Decididamente, el Gordo no era el único terapeuta del mundo. Muy posiblemente ni siquiera fuera el mejor, como tantas veces lo había creído y repetido a mis amigos. Eso. Debía ocuparme de buscar otro terapeuta… Otro terapeuta.
El coche aparcó frente a la puerta de mi casa. Bajé del taxi con dificultad, lidiando con mi pie vendado, que empezaba a aumentar de tamaño, y cerré la puerta con excesiva vehemencia. El taxista arrancó haciendo ruido y seguramente blasfemando, con todo derecho, de mi rudeza fuera de lugar.
Apenas entrara llamaría a algunos de los colegas de Psicopatología del hospital. Tenía dos buenos amigos en el servicio y aunque era obvio que no me atendería con ninguno de ellos, porque la proximidad sería sin lugar a dudas un impedimento, estaba seguro de que podrían recomendarme a alguien.
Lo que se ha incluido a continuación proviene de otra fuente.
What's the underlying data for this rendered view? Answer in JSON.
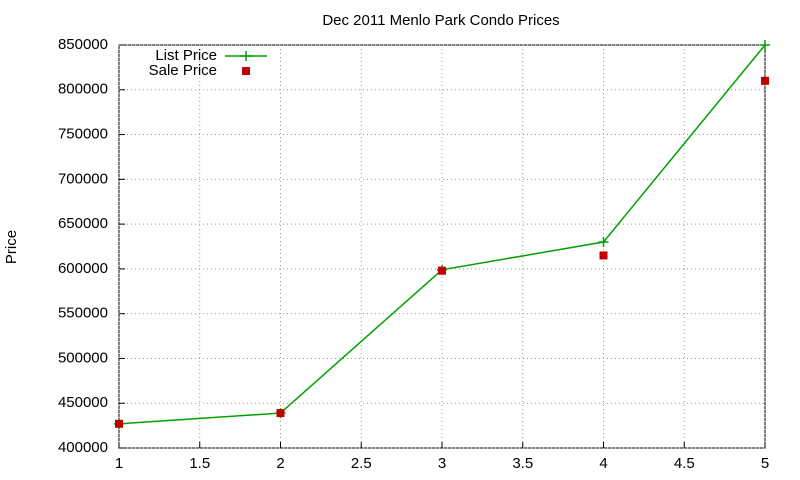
{
  "chart_data": {
    "type": "line",
    "title": "Dec 2011 Menlo Park Condo Prices",
    "y_label": "Price",
    "x": [
      1,
      2,
      3,
      4,
      5
    ],
    "series": [
      {
        "name": "List Price",
        "color": "#00a000",
        "style": "linespoints",
        "values": [
          427000,
          439000,
          599000,
          630000,
          850000
        ]
      },
      {
        "name": "Sale Price",
        "color": "#c00000",
        "style": "points",
        "values": [
          427000,
          439000,
          598000,
          615000,
          810000
        ]
      }
    ],
    "xlim": [
      1,
      5
    ],
    "xticks": [
      1,
      1.5,
      2,
      2.5,
      3,
      3.5,
      4,
      4.5,
      5
    ],
    "ylim": [
      400000,
      850000
    ],
    "yticks": [
      400000,
      450000,
      500000,
      550000,
      600000,
      650000,
      700000,
      750000,
      800000,
      850000
    ],
    "grid": true,
    "legend": "top-left"
  }
}
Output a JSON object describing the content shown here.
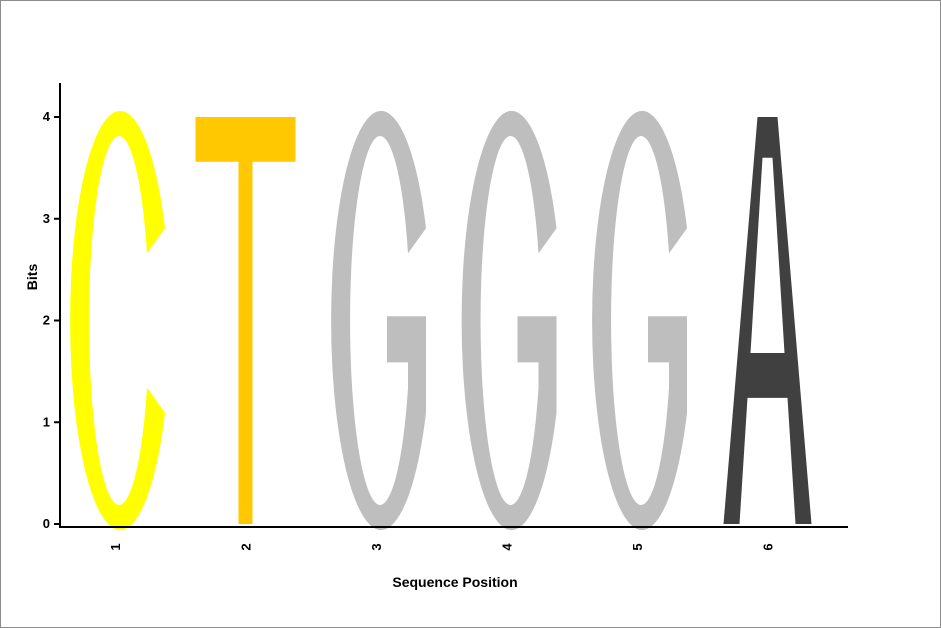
{
  "chart_data": {
    "type": "sequence-logo",
    "title": "",
    "xlabel": "Sequence Position",
    "ylabel": "Bits",
    "ylim": [
      0,
      4
    ],
    "yticks": [
      "0",
      "1",
      "2",
      "3",
      "4"
    ],
    "positions": [
      "1",
      "2",
      "3",
      "4",
      "5",
      "6"
    ],
    "letters": [
      {
        "position": "1",
        "letter": "C",
        "bits": 4.0,
        "color": "#ffff00"
      },
      {
        "position": "2",
        "letter": "T",
        "bits": 4.0,
        "color": "#ffc800"
      },
      {
        "position": "3",
        "letter": "G",
        "bits": 4.0,
        "color": "#bebebe"
      },
      {
        "position": "4",
        "letter": "G",
        "bits": 4.0,
        "color": "#bebebe"
      },
      {
        "position": "5",
        "letter": "G",
        "bits": 4.0,
        "color": "#bebebe"
      },
      {
        "position": "6",
        "letter": "A",
        "bits": 4.0,
        "color": "#404040"
      }
    ],
    "grid": false,
    "legend": "none"
  }
}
Frente a la puerta de abajo busqué las llaves en mi bolsillo. Un manojo de catorce apareció en mi mano. Usualmente podía identificar la llave a oscuras, pero esta vez… Parecía que la llave buscada no estaba allí. Al desandar el llavero de atrás para adelante y de adelante atrás se me resbaló y cayó a la acera. Tuve que hacer un verdadero esfuerzo para recogerlo sin apoyar de lleno mi pobre tobillo.
No, no. La posibilidad de empezar con otro terapeuta era insufrible. ¿Contar todo de nuevo? De ninguna manera. Ya había perdido demasiado tiempo en terapias inútiles, antes de conocer al Gordo, y había invertido muchos meses en la terapia con Jorge, además de mucho, muchísimo afecto y confianza.
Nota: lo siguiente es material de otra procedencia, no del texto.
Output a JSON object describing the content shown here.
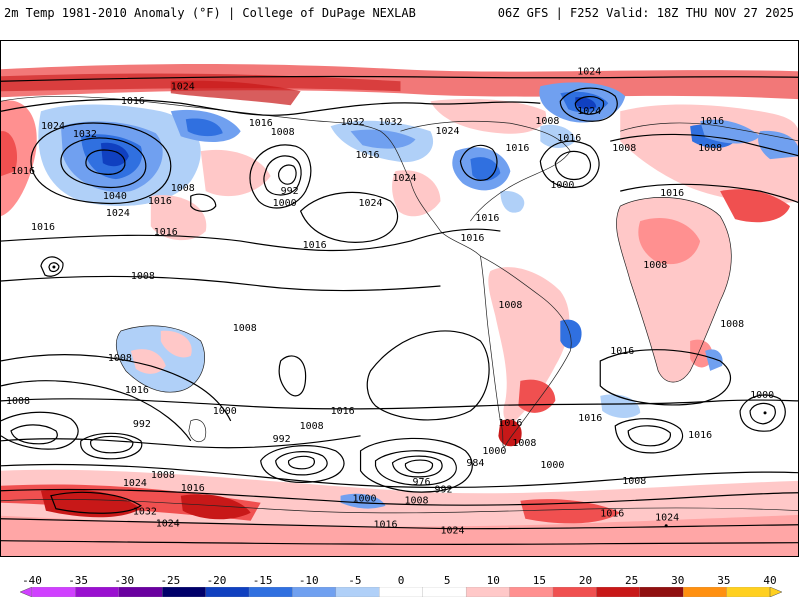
{
  "header": {
    "title_left": "2m Temp 1981-2010 Anomaly (°F) | College of DuPage NEXLAB",
    "title_right": "06Z GFS | F252 Valid: 18Z THU NOV 27 2025"
  },
  "legend": {
    "ticks": [
      "-40",
      "-35",
      "-30",
      "-25",
      "-20",
      "-15",
      "-10",
      "-5",
      "0",
      "5",
      "10",
      "15",
      "20",
      "25",
      "30",
      "35",
      "40"
    ],
    "colors": [
      "#d040ff",
      "#9a10d0",
      "#6a00a0",
      "#00006a",
      "#1040c0",
      "#3070e0",
      "#70a0f0",
      "#b0d0f8",
      "#ffffff",
      "#ffffff",
      "#ffc8c8",
      "#ff9090",
      "#f05050",
      "#c81818",
      "#901010",
      "#ff9010",
      "#ffd020"
    ]
  },
  "map": {
    "isobar_labels": [
      "1016",
      "1024",
      "1024",
      "1016",
      "1032",
      "1016",
      "1008",
      "1032",
      "1032",
      "1024",
      "1024",
      "1008",
      "1016",
      "1008",
      "1024",
      "1016",
      "1016",
      "1016",
      "1024",
      "1008",
      "1016",
      "992",
      "1000",
      "1024",
      "1016",
      "1040",
      "1024",
      "1000",
      "1016",
      "1016",
      "1016",
      "1016",
      "1008",
      "1016",
      "1008",
      "1008",
      "1008",
      "1008",
      "1008",
      "1016",
      "1016",
      "1008",
      "1016",
      "1000",
      "1008",
      "1016",
      "1000",
      "992",
      "992",
      "1016",
      "1008",
      "1000",
      "1008",
      "1016",
      "992",
      "1000",
      "984",
      "976",
      "1008",
      "1024",
      "1016",
      "1008",
      "1000",
      "1008",
      "1016",
      "1032",
      "1024",
      "1016",
      "1024",
      "1024"
    ]
  }
}
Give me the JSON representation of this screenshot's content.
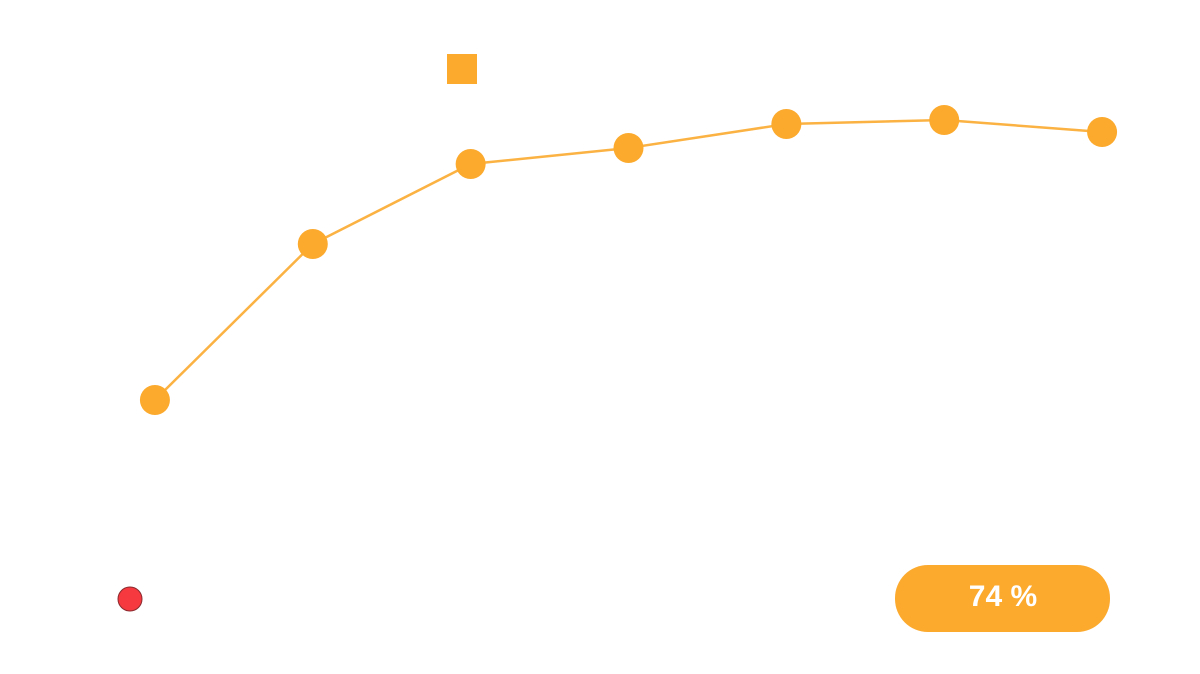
{
  "chart_data": {
    "type": "line",
    "categories": [
      null,
      null,
      null,
      null,
      null,
      null,
      null
    ],
    "series": [
      {
        "color": "#fbaa2e",
        "values": [
          25,
          64,
          84,
          88,
          94,
          95,
          92
        ]
      }
    ],
    "ylim": [
      0,
      100
    ],
    "annotation": "74 %"
  }
}
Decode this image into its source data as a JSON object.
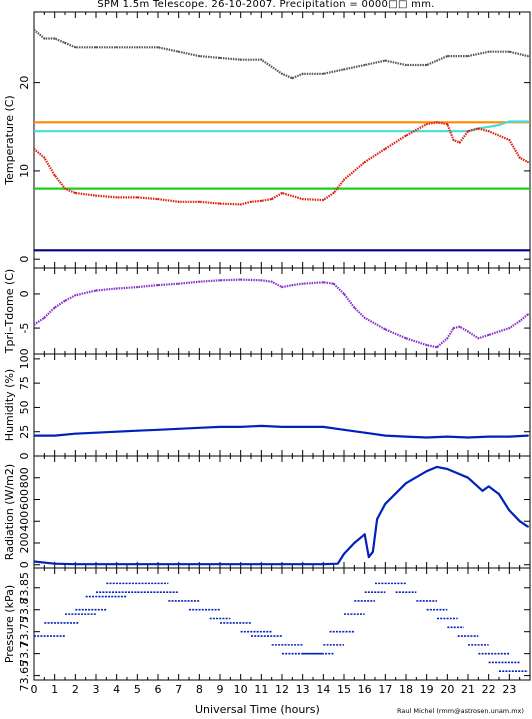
{
  "title": "SPM 1.5m Telescope. 26-10-2007. Precipitation = 0000□□ mm.",
  "credit": "Raul Michel (rmm@astrosen.unam.mx)",
  "chart_data": [
    {
      "type": "line",
      "panel": "temperature",
      "ylabel": "Temperature (C)",
      "ylim": [
        -1,
        28
      ],
      "yticks": [
        0,
        10,
        20
      ],
      "xlim": [
        0,
        24
      ],
      "series": [
        {
          "color": "#555555",
          "style": "dots",
          "x": [
            0,
            0.5,
            1,
            1.5,
            2,
            3,
            4,
            5,
            6,
            7,
            8,
            9,
            10,
            11,
            12,
            12.5,
            13,
            14,
            15,
            16,
            17,
            18,
            19,
            19.5,
            20,
            21,
            22,
            23,
            23.9
          ],
          "y": [
            26,
            25,
            25,
            24.5,
            24,
            24,
            24,
            24,
            24,
            23.5,
            23,
            22.8,
            22.6,
            22.6,
            21,
            20.5,
            21,
            21,
            21.5,
            22,
            22.5,
            22,
            22,
            22.5,
            23,
            23,
            23.5,
            23.5,
            23
          ]
        },
        {
          "color": "#ff8800",
          "style": "line",
          "x": [
            0,
            24
          ],
          "y": [
            15.5,
            15.5
          ]
        },
        {
          "color": "#44dddd",
          "style": "line",
          "x": [
            0,
            20,
            21,
            21.5,
            22,
            22.5,
            23,
            23.9
          ],
          "y": [
            14.5,
            14.5,
            14.5,
            14.8,
            15,
            15.2,
            15.6,
            15.6
          ]
        },
        {
          "color": "#22cc22",
          "style": "line",
          "x": [
            0,
            24
          ],
          "y": [
            8,
            8
          ]
        },
        {
          "color": "#dd2211",
          "style": "dots",
          "x": [
            0,
            0.5,
            1,
            1.5,
            2,
            3,
            4,
            5,
            6,
            7,
            8,
            9,
            10,
            10.5,
            11,
            11.5,
            12,
            13,
            14,
            14.5,
            15,
            16,
            17,
            18,
            19,
            19.5,
            20,
            20.3,
            20.6,
            21,
            21.5,
            22,
            23,
            23.5,
            23.9
          ],
          "y": [
            12.5,
            11.5,
            9.5,
            8,
            7.5,
            7.2,
            7,
            7,
            6.8,
            6.5,
            6.5,
            6.3,
            6.2,
            6.5,
            6.6,
            6.8,
            7.5,
            6.8,
            6.7,
            7.5,
            9,
            11,
            12.5,
            14,
            15.3,
            15.5,
            15.3,
            13.5,
            13.2,
            14.5,
            14.8,
            14.5,
            13.5,
            11.5,
            11
          ]
        },
        {
          "color": "#000080",
          "style": "line",
          "x": [
            0,
            24
          ],
          "y": [
            1,
            1
          ]
        }
      ]
    },
    {
      "type": "line",
      "panel": "tpri-tdome",
      "ylabel": "Tpri–Tdome (C)",
      "ylim": [
        -8.8,
        3.8
      ],
      "yticks": [
        -5,
        0
      ],
      "xlim": [
        0,
        24
      ],
      "series": [
        {
          "color": "#8833cc",
          "style": "dots",
          "x": [
            0,
            0.5,
            1,
            1.5,
            2,
            3,
            4,
            5,
            6,
            7,
            8,
            9,
            10,
            11,
            11.5,
            12,
            12.5,
            13,
            14,
            14.5,
            15,
            15.5,
            16,
            17,
            18,
            19,
            19.5,
            20,
            20.3,
            20.6,
            21,
            21.5,
            22,
            23,
            23.5,
            23.9
          ],
          "y": [
            -4.5,
            -3.5,
            -2,
            -1,
            -0.2,
            0.5,
            0.8,
            1,
            1.3,
            1.5,
            1.8,
            2,
            2.1,
            2,
            1.8,
            1,
            1.3,
            1.5,
            1.7,
            1.5,
            0,
            -2,
            -3.5,
            -5.2,
            -6.5,
            -7.5,
            -7.8,
            -6.5,
            -5,
            -4.8,
            -5.5,
            -6.5,
            -6,
            -5,
            -4,
            -3
          ]
        }
      ]
    },
    {
      "type": "line",
      "panel": "humidity",
      "ylabel": "Humidity (%)",
      "ylim": [
        0,
        105
      ],
      "yticks": [
        0,
        25,
        50,
        75,
        100
      ],
      "xlim": [
        0,
        24
      ],
      "series": [
        {
          "color": "#0022bb",
          "style": "line",
          "x": [
            0,
            1,
            2,
            3,
            4,
            5,
            6,
            7,
            8,
            9,
            10,
            11,
            12,
            13,
            14,
            15,
            16,
            17,
            18,
            19,
            20,
            21,
            22,
            23,
            23.9
          ],
          "y": [
            21,
            21,
            23,
            24,
            25,
            26,
            27,
            28,
            29,
            30,
            30,
            31,
            30,
            30,
            30,
            27,
            24,
            21,
            20,
            19,
            20,
            19,
            20,
            20,
            21
          ]
        }
      ]
    },
    {
      "type": "line",
      "panel": "radiation",
      "ylabel": "Radiation (W/m2)",
      "ylim": [
        -30,
        1000
      ],
      "yticks": [
        0,
        200,
        400,
        600,
        800
      ],
      "xlim": [
        0,
        24
      ],
      "series": [
        {
          "color": "#0022bb",
          "style": "line",
          "x": [
            0,
            1,
            2,
            4,
            6,
            8,
            10,
            12,
            14,
            14.7,
            15,
            15.5,
            16,
            16.2,
            16.4,
            16.6,
            17,
            18,
            19,
            19.5,
            20,
            21,
            21.7,
            22,
            22.5,
            23,
            23.5,
            23.9
          ],
          "y": [
            30,
            10,
            5,
            5,
            5,
            5,
            5,
            5,
            5,
            10,
            100,
            200,
            280,
            70,
            120,
            420,
            560,
            750,
            860,
            900,
            880,
            800,
            680,
            720,
            650,
            500,
            400,
            350
          ]
        }
      ]
    },
    {
      "type": "scatter",
      "panel": "pressure",
      "ylabel": "Pressure (kPa)",
      "ylim": [
        73.64,
        73.895
      ],
      "ytick_labels": [
        "73.65",
        "73.7",
        "73.75",
        "73.8",
        "73.85"
      ],
      "yticks": [
        73.65,
        73.7,
        73.75,
        73.8,
        73.85
      ],
      "xlim": [
        0,
        24
      ],
      "xticks": [
        0,
        1,
        2,
        3,
        4,
        5,
        6,
        7,
        8,
        9,
        10,
        11,
        12,
        13,
        14,
        15,
        16,
        17,
        18,
        19,
        20,
        21,
        22,
        23
      ],
      "xlabel": "Universal Time (hours)",
      "series": [
        {
          "color": "#0022bb",
          "style": "dashes",
          "segments": [
            [
              0,
              1.5,
              73.74
            ],
            [
              0.5,
              2.2,
              73.77
            ],
            [
              1.5,
              3,
              73.79
            ],
            [
              2,
              3.5,
              73.8
            ],
            [
              2.5,
              4.5,
              73.83
            ],
            [
              3,
              5,
              73.84
            ],
            [
              3.5,
              6.5,
              73.86
            ],
            [
              5,
              7,
              73.84
            ],
            [
              6.5,
              8,
              73.82
            ],
            [
              7.5,
              9,
              73.8
            ],
            [
              8.5,
              9.5,
              73.78
            ],
            [
              9,
              10.5,
              73.77
            ],
            [
              10,
              11.5,
              73.75
            ],
            [
              10.5,
              12,
              73.74
            ],
            [
              11.5,
              13,
              73.72
            ],
            [
              12,
              14,
              73.7
            ],
            [
              13,
              14.5,
              73.7
            ],
            [
              14,
              15,
              73.72
            ],
            [
              14.3,
              15.5,
              73.75
            ],
            [
              15,
              16,
              73.79
            ],
            [
              15.5,
              16.5,
              73.82
            ],
            [
              16,
              17,
              73.84
            ],
            [
              16.5,
              18,
              73.86
            ],
            [
              17.5,
              18.5,
              73.84
            ],
            [
              18.5,
              19.5,
              73.82
            ],
            [
              19,
              20,
              73.8
            ],
            [
              19.5,
              20.5,
              73.78
            ],
            [
              20,
              20.8,
              73.76
            ],
            [
              20.5,
              21.5,
              73.74
            ],
            [
              21,
              22,
              73.72
            ],
            [
              21.5,
              23,
              73.7
            ],
            [
              22,
              23.5,
              73.68
            ],
            [
              22.5,
              23.9,
              73.66
            ]
          ]
        }
      ]
    }
  ]
}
Tenía que encontrarlo, pero ¿dónde y cómo?
Caminé hacia el ascensor del fondo, en medio de una fuerte sensación de abandono.
Primero mi padre, luego Gaby, después Ludmila, ahora el Gordo y, entre ellos, tantos otros. Todos, de una manera u otra, me dejaban, se alejaban de mí, me hacían sentir ignorado, prescindible, abandonado y solo…
Tanto, como solitaria se veía la imagen de la mujer que estaba sentada en el pasillo, junto a la escalera, a oscuras, cerca de la entrada de mi piso. La silueta, iluminada sólo por la luz distante del ascensor parecía ciertamente la imagen misma de la soledad.
Estaba inmóvil, con la espalda apenas apoyada contra el áspero revestimiento de la pared, como esperándome.
—Aunque todavía tengo las llaves, preferí no entrar hasta que llegaras. Quiero los papeles del divorcio —me dijo Gaby sin siquiera levantarse.